Forum Discussion

Kelemvor's avatar
Kelemvor
Icon for Expert rankExpert
2 months ago

Do Static and Dynamic thresholds work together?

Hi,

I don't understand Dynamic thresholds and the weird UI to set them up.  The whole thing about band factors and things make no sense to me.

Here's my specific scenario and maybe someone can tell me the best way to handle this.

We have a server that spikes it's CPU up pretty high every weekday morning.  Generally starts around 5AM and ends around 9-10AM.  Some days (Fridays) it seems to go longer.  We don't want to get any alerts when it does this.

Here's the graph for December (even though it looks like the spikes only go to 60, they actually all go to 99 or 100 when zoomed in more):

We tried setting a daily, recurring SDT, but that still shows the errors, it just doesn't notify us about them.  We want LM to consider the morning Spikes as "normal" and to ignore them.  We setup a Dynamic Threshold to see if that would help.  Here's a screenshot of what that looks like:

As you can see by the arrow, this doesn't seem to have "Learned" what normal is.  It seems like it just waits for the CPU to spike and then adjusts the "Expected Range" to compensate.  If it was actually Learning, it should have expected the spike, since it happens every weekday, and adjusted BEFORE it happened.  Right?

Also, we have the standard Static Thresholds also enabled so we alert at 90/95/98 for this server.  We get alerts for it all the time and aren't sure how to properly set this up.

If we use the Dynamic alerts, should we turn off the Static ones since one doesn't seem to override the other?  Should the Dynamic expected range know that the morning spike is going to happen or is that not how dynamic thresholds work?  We rarely use them because we just don't get how to use them properly even after reading all the KBs and such.

Any ideas, opinions, etc would be great.

  • Rather then use a scheduled SDT, you can setup static threshold that change depending on the time of day.
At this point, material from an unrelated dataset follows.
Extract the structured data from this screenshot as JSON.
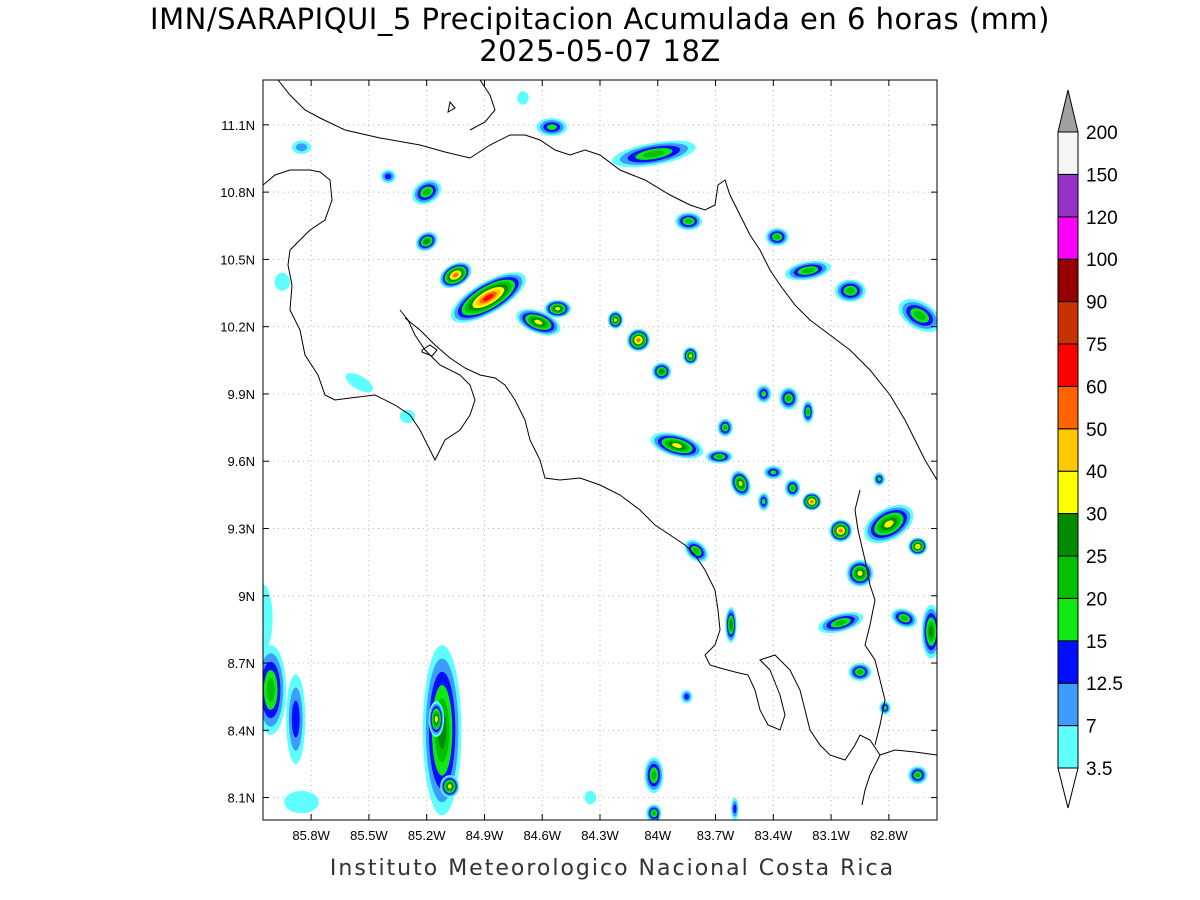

For example you can override the 24-hour standard threshold so that between ~5-10am the thresholds are higher. For example (untested):

    I haven't used dynamic thresholds much myself either.

    • Kelemvor's avatar
      Kelemvor
      Icon for Expert rankExpert

      Yeah.  That would basically turn off alerting instead of just suppressing the notifications so that'd probably be a better idea.  It always starts at the same time.  Too bad it doesn't always end at the same time. ;)

  • We have used both together. For something like CPU Utilization, I would have the dynamic threshold ignore the bottom band. Generally you don't care if something is using "less" in this case (sometimes you do care tho of course).

    We then have our static threshold set, but have it a little higher then we normally would. That way if the utilization slowly creeps up, it will still trigger an alarm after a bit.

    • Kelemvor's avatar
      Kelemvor
      Icon for Expert rankExpert

      Yes, we don't care about anything below the band, just above.  The issue I have is that every weekday, at 5AM, the CPU spikes up to 100%.  We know it's going to happen.  Since it happens every weekday, if LM really "Learned" what was normal for a server, it should put that gray area at 100% right at 5AM.  According to the screenshot above, that's not happening.  It's waiting for the CPU to spike up and is then moving the bar up to compensate.  That doesn't help us because this isn't a gradual increase.  It's 0% one minute and 99% the next.

      We thought the whole point of Dynamic is they are supposed to look at the server and learn it's behavior over time.  This doesn't seem to actually work or something is wrong.